Building a retrieval-augmented generation (RAG) application requires moving data from source databases into vector stores—a pipeline that typically involves custom extraction code, file staging, chunking logic, and embedding calls. AI data preparation is a feature of Data Transmission Service (DTS) that handles this entire pipeline, connecting directly to your source database and delivering vectorized data to a vector database or data lakehouse without intermediate storage or manual exports.
Use AI data preparation to power enterprise knowledge bases, AI-assisted content creation, and intelligent customer service systems.
How it works
AI data preparation runs a four-stage ingestion pipeline from your source database to the destination vector store:
-
Connect: DTS connects directly to the source database and pulls both full and incremental data.
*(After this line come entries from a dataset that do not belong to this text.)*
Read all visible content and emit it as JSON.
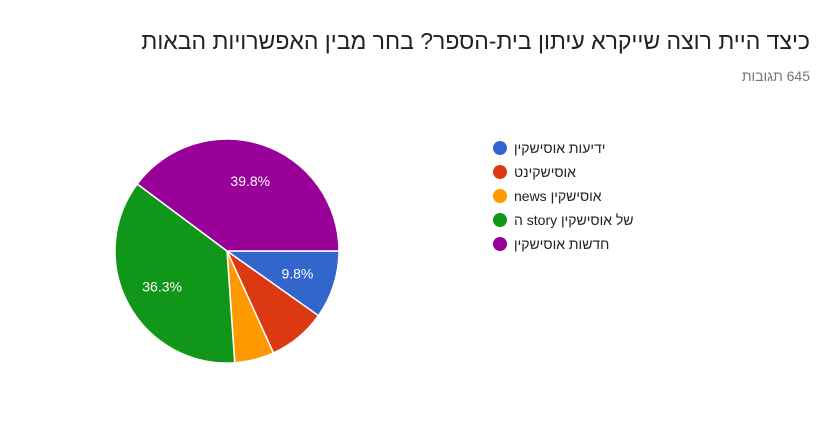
{
  "form": {
    "question": "כיצד היית רוצה שייקרא עיתון בית-הספר? בחר מבין האפשרויות הבאות",
    "responses": "645 תגובות"
  },
  "chart_data": {
    "type": "pie",
    "categories": [
      "ידיעות אוסישקין",
      "אוסישקינט",
      "news אוסישקין",
      "של אוסישקין story ה",
      "חדשות אוסישקין"
    ],
    "values": [
      9.8,
      8.4,
      5.7,
      36.3,
      39.8
    ],
    "colors": [
      "#3366cc",
      "#dc3912",
      "#ff9900",
      "#109618",
      "#990099"
    ],
    "data_labels": [
      "9.8%",
      "",
      "",
      "36.3%",
      "39.8%"
    ],
    "legend_position": "right"
  }
}
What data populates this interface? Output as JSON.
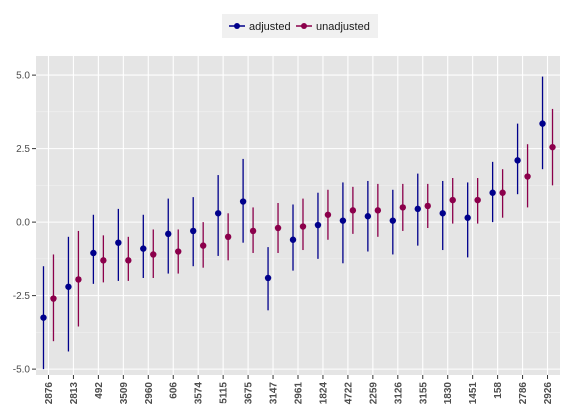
{
  "chart_data": {
    "type": "scatter",
    "subtype": "point-range",
    "grid": true,
    "legend_position": "top",
    "ylim": [
      -5.2,
      5.65
    ],
    "y_ticks": [
      -5.0,
      -2.5,
      0.0,
      2.5,
      5.0
    ],
    "y_tick_labels": [
      "-5.0",
      "-2.5",
      "0.0",
      "2.5",
      "5.0"
    ],
    "categories": [
      "2876",
      "2813",
      "492",
      "3509",
      "2960",
      "606",
      "3574",
      "5115",
      "3675",
      "3147",
      "2961",
      "1824",
      "4722",
      "2259",
      "3126",
      "3155",
      "1830",
      "1451",
      "158",
      "2786",
      "2926"
    ],
    "series": [
      {
        "name": "adjusted",
        "color": "#00008b",
        "values": [
          -3.25,
          -2.2,
          -1.05,
          -0.7,
          -0.9,
          -0.4,
          -0.3,
          0.3,
          0.7,
          -1.9,
          -0.6,
          -0.1,
          0.05,
          0.2,
          0.05,
          0.45,
          0.3,
          0.15,
          1.0,
          2.1,
          3.35
        ],
        "lower": [
          -5.0,
          -4.4,
          -2.1,
          -2.0,
          -1.9,
          -1.75,
          -1.5,
          -1.15,
          -0.7,
          -3.0,
          -1.65,
          -1.25,
          -1.4,
          -1.0,
          -1.1,
          -0.8,
          -0.95,
          -1.2,
          0.0,
          0.95,
          1.8
        ],
        "upper": [
          -1.5,
          -0.5,
          0.25,
          0.45,
          0.25,
          0.8,
          0.85,
          1.6,
          2.15,
          -0.85,
          0.6,
          1.0,
          1.35,
          1.4,
          1.1,
          1.65,
          1.4,
          1.35,
          2.05,
          3.35,
          4.95
        ]
      },
      {
        "name": "unadjusted",
        "color": "#8b004b",
        "values": [
          -2.6,
          -1.95,
          -1.3,
          -1.3,
          -1.1,
          -1.0,
          -0.8,
          -0.5,
          -0.3,
          -0.2,
          -0.15,
          0.25,
          0.4,
          0.4,
          0.5,
          0.55,
          0.75,
          0.75,
          1.0,
          1.55,
          2.55
        ],
        "lower": [
          -4.05,
          -3.55,
          -2.05,
          -2.0,
          -1.9,
          -1.75,
          -1.55,
          -1.3,
          -1.05,
          -1.05,
          -0.95,
          -0.6,
          -0.4,
          -0.5,
          -0.3,
          -0.2,
          -0.05,
          -0.05,
          0.15,
          0.5,
          1.25
        ],
        "upper": [
          -1.1,
          -0.3,
          -0.45,
          -0.5,
          -0.25,
          -0.25,
          0.0,
          0.3,
          0.5,
          0.65,
          0.8,
          1.1,
          1.2,
          1.3,
          1.3,
          1.3,
          1.5,
          1.5,
          1.8,
          2.65,
          3.85
        ]
      }
    ]
  }
}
No file exports or manual uploads are required.
-
Parse: Raw data—whether unstructured documents or structured relational tables—is parsed into a processable format.
-
Chunk: Each document is split into segments sized for the embedding model.
-
Embed: Each chunk is converted into a vector embedding and written to the destination vector database.
As the source data changes, DTS keeps the destination in sync through incremental updates.
Use cases
-
Enterprise knowledge bases: Continuously ingest and update company documents, wikis, and structured records so your RAG application always retrieves current information.
-
AI-assisted content creation: Feed a mixed corpus of unstructured documents and structured data into a unified retrieval index.
-
Intelligent customer service: Connect support documentation and CRM records directly to a RAG pipeline without building custom ingestion code.
Supported data flows
Data preparation tasks
| Source | Destination |
|---|---|
| MySQL | AnalyticDB for PostgreSQL |
RAGFlow knowledge base
| Vector database | Configuration guide | Tutorials |
|---|---|---|
| AnalyticDB for PostgreSQL | Build and use a DTS RAGFlow knowledge base | |
| Lindorm |
Supported regions
-
Data preparation tasks: See List of supported regions.
-
RAGFlow knowledge bases: China (Hangzhou), China (Shanghai), China (Beijing), China (Shenzhen), and China (Hong Kong).
Limitations
Data preparation tasks
-
Cross-region tasks are not supported.
-
Create the required table schemas in the destination database before starting a task.
-
Overwriting existing data in the destination database is not supported.
RAGFlow knowledge bases
-
Only the virtual private cloud (VPC) network type is supported.
-
The VPC, vector database, and OSS Bucket must be in the same region.
Billing
For pricing details, see AI data preparation billing methods.